Mad Men : it grows on you…

Désolée pour le titre en anglais, je ne savais pas comment traduire exactement ce que cette expression veut dire en français dans le texte.

Je vous avais parlé de mon ressenti après les 2 premiers épisodes de la saison 1, voilà celui à la fin de la saison 1.

En fait, on se fait à la lenteur. On se fait au manque de cliffhanger à la fin de chaque épisode. On finit par apprécier les découvertes inopinées sur les personnages. Les sous-entendus sur leur état d’esprit. Le fait que tout n’est pas expliqué, ni téléphoné.

Donc on a envie de regarder la suite, mais pas avec la même envie que pour les séries feuilletonantes à cliffhanger dont je parle beaucoup dans ces pages. C’est plus doux, plus insidieux, mais tout aussi persistant.

La période est bien rendue, aussi. La première saison nous emmène jusqu’à l’élection de Kennedy fin 1960, et les premiers changements de l’époque apparaissent : la musique, l’évolution des moeurs, les débuts des questions sur les effets du tabac, même les débuts de Clearasil sont subtilement distillés au long de la saison.

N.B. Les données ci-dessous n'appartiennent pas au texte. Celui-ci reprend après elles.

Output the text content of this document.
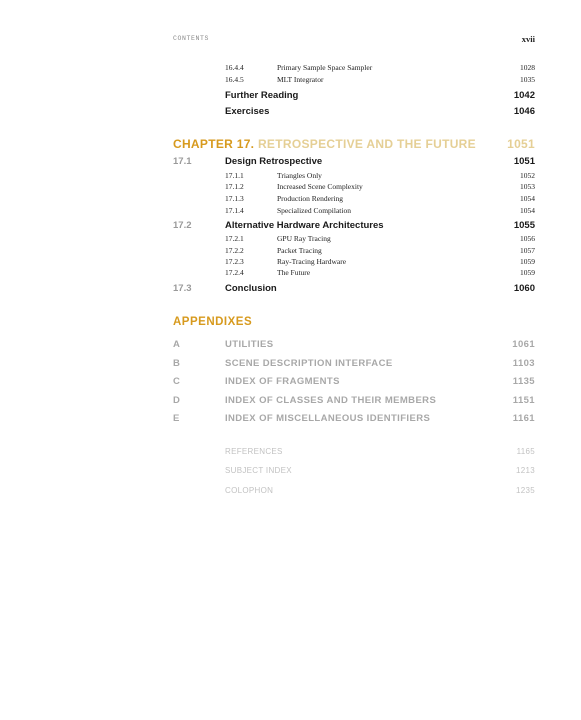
CONTENTS	xvii
16.4.4	Primary Sample Space Sampler	1028
16.4.5	MLT Integrator	1035
Further Reading	1042
Exercises	1046
CHAPTER 17. RETROSPECTIVE AND THE FUTURE	1051
17.1	Design Retrospective	1051
17.1.1	Triangles Only	1052
17.1.2	Increased Scene Complexity	1053
17.1.3	Production Rendering	1054
17.1.4	Specialized Compilation	1054
17.2	Alternative Hardware Architectures	1055
17.2.1	GPU Ray Tracing	1056
17.2.2	Packet Tracing	1057
17.2.3	Ray-Tracing Hardware	1059
17.2.4	The Future	1059
17.3	Conclusion	1060
APPENDIXES
A	UTILITIES	1061
B	SCENE DESCRIPTION INTERFACE	1103
C	INDEX OF FRAGMENTS	1135
D	INDEX OF CLASSES AND THEIR MEMBERS	1151
E	INDEX OF MISCELLANEOUS IDENTIFIERS	1161
REFERENCES	1165
SUBJECT INDEX	1213
COLOPHON	1235
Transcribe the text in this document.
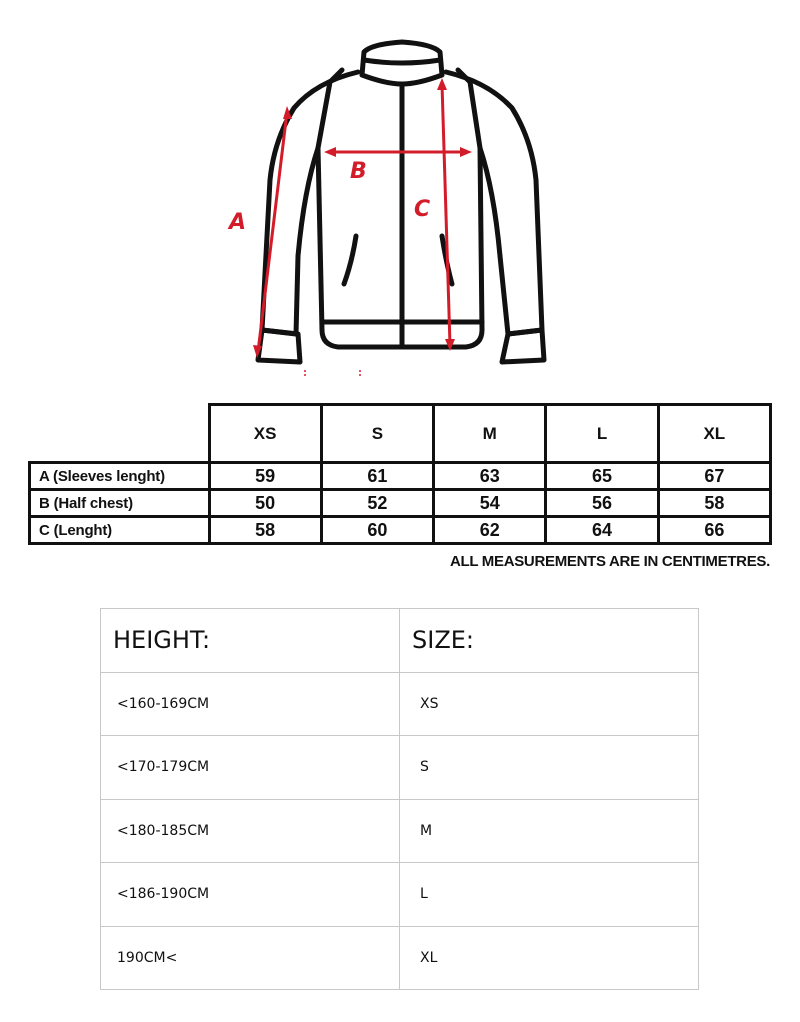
A
B
C
	XS	S	M	L	XL
A (Sleeves lenght)	59	61	63	65	67
B (Half chest)	50	52	54	56	58
C (Lenght)	58	60	62	64	66
ALL MEASUREMENTS ARE IN CENTIMETRES.
HEIGHT:	SIZE:
<160-169CM	XS
<170-179CM	S
<180-185CM	M
<186-190CM	L
190CM<	XL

Donc je reviens sur ma première impression, comme je pensais le faire. Après tout, si tellement de sériophiles aiment, c’est qu’il y a quelque chose… Juste quelque chose de différent, donc si vous ne l’avez pas démarré, allez-y avec ces mots en tête. Prenez le temps d’apprécier, de savourer, de déguster, et vous vous rendrez vite compte que ce n’est pas juste une série lente et avec une photographie particulière. C’est aussi une série intelligente, fine, bien jouée, subtile, et qui finira par vous surprendre…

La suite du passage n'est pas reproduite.